The Russo brothers’ decision to focus on Bourne-style action sequences pays off, as the movie offers highly enjoyable superpowered fight scenes that have Black Widow do more than hair flipping and effectively introduce new faces to the roster.
If you’re wondering how Spider-Man’s web hold-up against Captain America’s strength and if Panther’s claws are sharp enough to damage the shield, you’re in luck. This attention to detail combined with mano-a-mano fight scenes is refreshing from all the CGI-manufactured mayhem that has become stale over the years.
There’s a lot of dialogue, but the solid performances from the cast provide the needed conviction for the characters. Chris Evans and Robert Downey Jr. have finally something to work with – the movie puts their character development to good use after being squandered away in Age of Ultron.

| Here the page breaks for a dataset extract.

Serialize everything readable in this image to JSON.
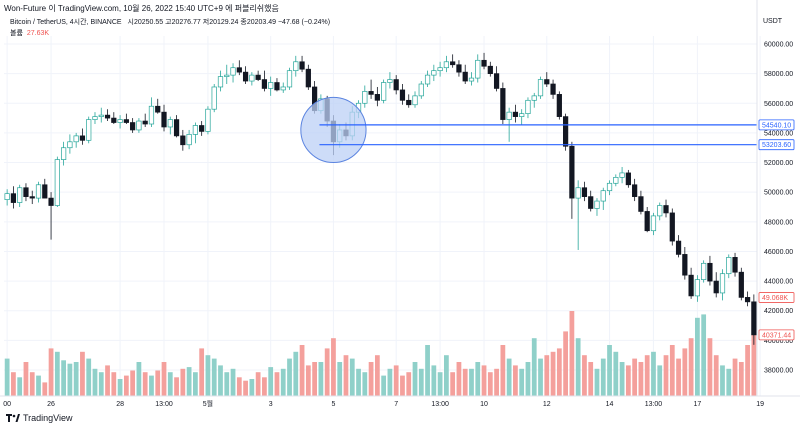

The rest of the cast is great, with well-placed twists that don’t betray their characters. Paul Rudd and Tom Holland added the needed levity to the film. Marvel proves once again that they’re good at casting with Chadwick Boseman.
Marvel’s franchise-building machinery appears once again and takes advantage of the ensemble picture. Civil War doesn’t provide anything new outside of its creator’s cinematic universe. It merely continues previously established themes and wraps up loose threads while also serving as a platform for up-and-coming features.
The first half of the movie is bloated, then we get the hyped-up team showdown in scattered skirmishes at an airport lot.
Fortunately though, Captain America: Civil War is executed well enough to make up for these flaws. It’s a smart superhero movie, an oddity in the mega-million franchise-driven Hollywood industry.
It poses interesting questions about well-intended but catastrophic derring-do in today’s paranoid world. In the end, the movie also shows us that superpowers don’t exempt anyone from human fallibility as The Avengers’ real enemy, is indeed itself.
More importantly, Civil War is a much-needed change of pace from the Marvel template.
Captain America: Civil War
Captain American: Civil War is a surprisingly smart MCU entry with gritty action and the much anticipated showdown between Captain America and Iron Man.